His name was Tom. He’s from Melbourne. He was nice enough to offer me a free shot of jaeger. He then told me that he’s dating a twenty year old model who’s currently working at the Mercedes Benz Fashion Week in Lincoln Center. Then all of a sudden, a tall, skinny girl with a charismatic pretty face showed up. Tom embraced her and then squeezed her round ass. Lucky guy! I continued to sip on my screwdriver and as I looked at the end of the bar, I noticed a melancholic character. A man in his early forties, drinking a glass of whiskey by himself. He has an athletic built and I could tell that he’s in the military or something. He reminded me of actor Daniel Craig in James Bond. There was a slight attraction and I repressed it. Because I wasn’t sure if he’s straight or plays once in a while on the other side of the buffet. I finished my glass of screwdriver and ordered a refill. Then I noticed him staring at me. Fuck, that made me uncomfortable. As I received my refill drink I drank it like a loose college kid who’s enjoying a holiday in Ibiza. I finished my second screwdriver and stepped outside to smoke a cigarette. I stood outside the bar took out my pack of Gauloises. When I reached inside my pocket for a lighter, I cannot find it. Fuck! I looked around me and there was James Bond.

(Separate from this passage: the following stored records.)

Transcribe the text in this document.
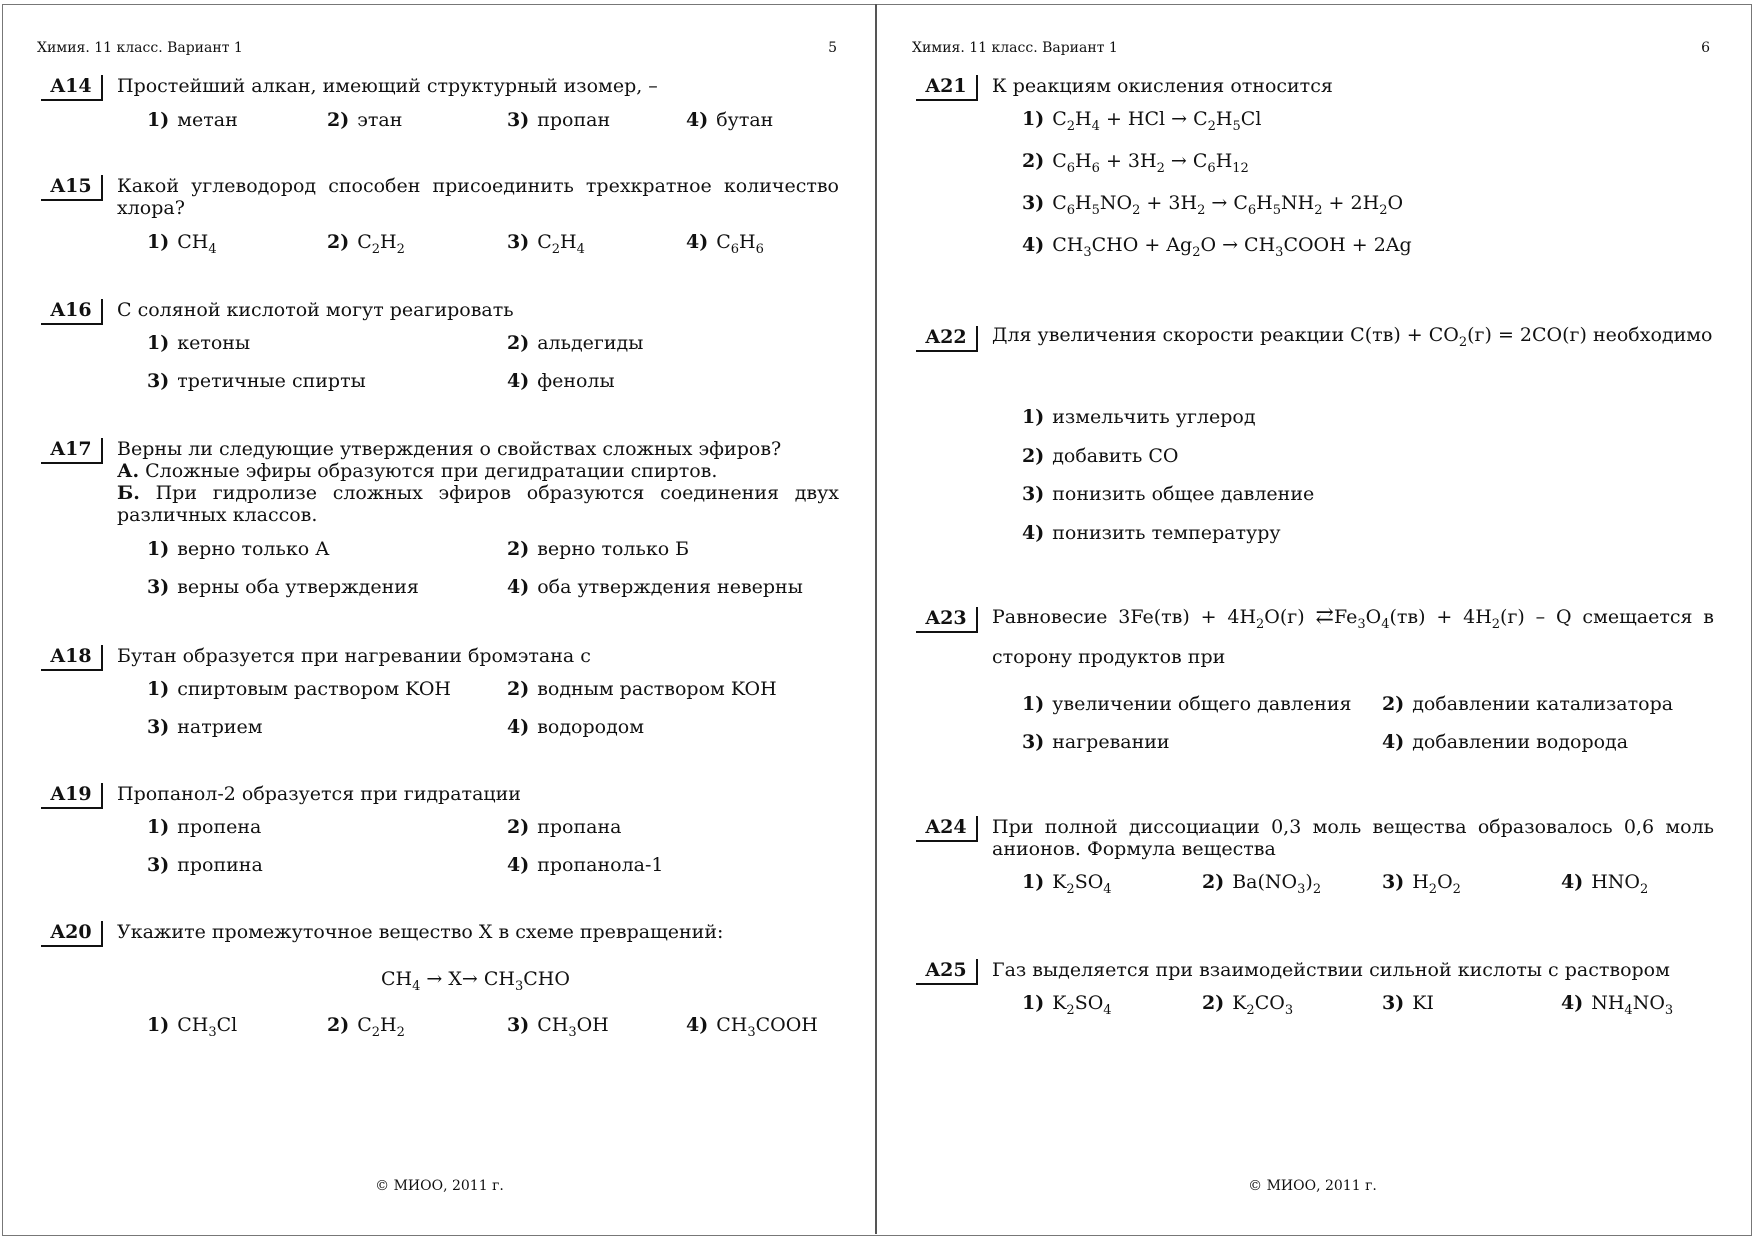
Химия. 11 класс. Вариант 1	5
A14	Простейший алкан, имеющий структурный изомер, –
1) метан	2) этан	3) пропан	4) бутан
A15	Какой углеводород способен присоединить трехкратное количество хлора?
1) $CH_4$	2) $C_2H_2$	3) $C_2H_4$	4) $C_6H_6$
A16	С соляной кислотой могут реагировать
1) кетоны	2) альдегиды
3) третичные спирты	4) фенолы
A17	Верны ли следующие утверждения о свойствах сложных эфиров?
А. Сложные эфиры образуются при дегидратации спиртов.
Б. При гидролизе сложных эфиров образуются соединения двух различных классов.
1) верно только А	2) верно только Б
3) верны оба утверждения	4) оба утверждения неверны
A18	Бутан образуется при нагревании бромэтана с
1) спиртовым раствором KOH	2) водным раствором KOH
3) натрием	4) водородом
A19	Пропанол-2 образуется при гидратации
1) пропена	2) пропана
3) пропина	4) пропанола-1
A20	Укажите промежуточное вещество X в схеме превращений:
$CH_4 \to X\to CH_3CHO$
1) $CH_3Cl$	2) $C_2H_2$	3) $CH_3OH$	4) $CH_3COOH$
© МИОО, 2011 г.
Химия. 11 класс. Вариант 1	6
A21	К реакциям окисления относится
1) $C_2H_4$ + HCl → $C_2H_5Cl$
2) $C_6H_6 + 3H_2 \to C_6H_{12}$
3) $C_6H_5NO_2 + 3H_2 \to C_6H_5NH_2 + 2H_2O$
4) $CH_3CHO + Ag_2O$ → $CH_3COOH + 2Ag$
A22	Для увеличения скорости реакции $C(тв) + CO_2(г) = 2CO(г)$ необходимо
1) измельчить углерод
2) добавить CO
3) понизить общее давление
4) понизить температуру
A23	Равновесие $3Fe(тв) + 4H_2O(г)$ $⇄Fe_3O_4(тв) + 4H_2(г) - Q$ смещается в сторону продуктов при
1) увеличении общего давления 2) добавлении катализатора
3) нагревании	4) добавлении водорода
A24	При полной диссоциации 0,3 моль вещества образовалось 0,6 моль анионов. Формула вещества
1) $K_2SO_4$	2) $Ba(NO_3)_2$	3) $H_2O_2$	4) $HNO_2$
A25	Газ выделяется при взаимодействии сильной кислоты с раствором
1) $K_2SO_4$	2) $K_2CO_3$	3) KI	4) $NH_4NO_3$
© МИОО, 2011 г.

“You need a light?” He asked.
“Yes, sorry..” I nervously replied.
He took out a silver metallic lighter from his pocket and lit my cigarette.
“What are you sorry for?” He asked me again.
“Because I know that you’re having an alone time back in there and I don’t want to ruin it for you..”
James Bond grinned at me.
“You’re not ruining anything. I’m just enjoying some break from the military”
“You’re in the service?”
“Yes, I’m in the US MARINES”
“Yeah, I could tell that you are.”
“Is it the haircut?”
“Yeah, but it looks rad.”
“I’m starting to get bored here in New York and I can’t even find a gay bar!”
“I’m with you on that one..”
Then he looked at me straight in the eyes with serious intent.
“Do you want to get out of here and have some bourbon in my hotel?”
“Let’s get a cab”
We then hailed a cab and disappeared into the night. Before I got into the cab, I’ve thought about my conversation with Suzanne, maybe she’s right. Maybe I should try to get into a serious relationship with a man, maybe it will fix me. But then I realized that if I really want a serious affair, then fixing my shit should not be the focus of it. That would be wrong. But right now, the only thing I could think of is this moment – this temporary affair. This is my substitute for love.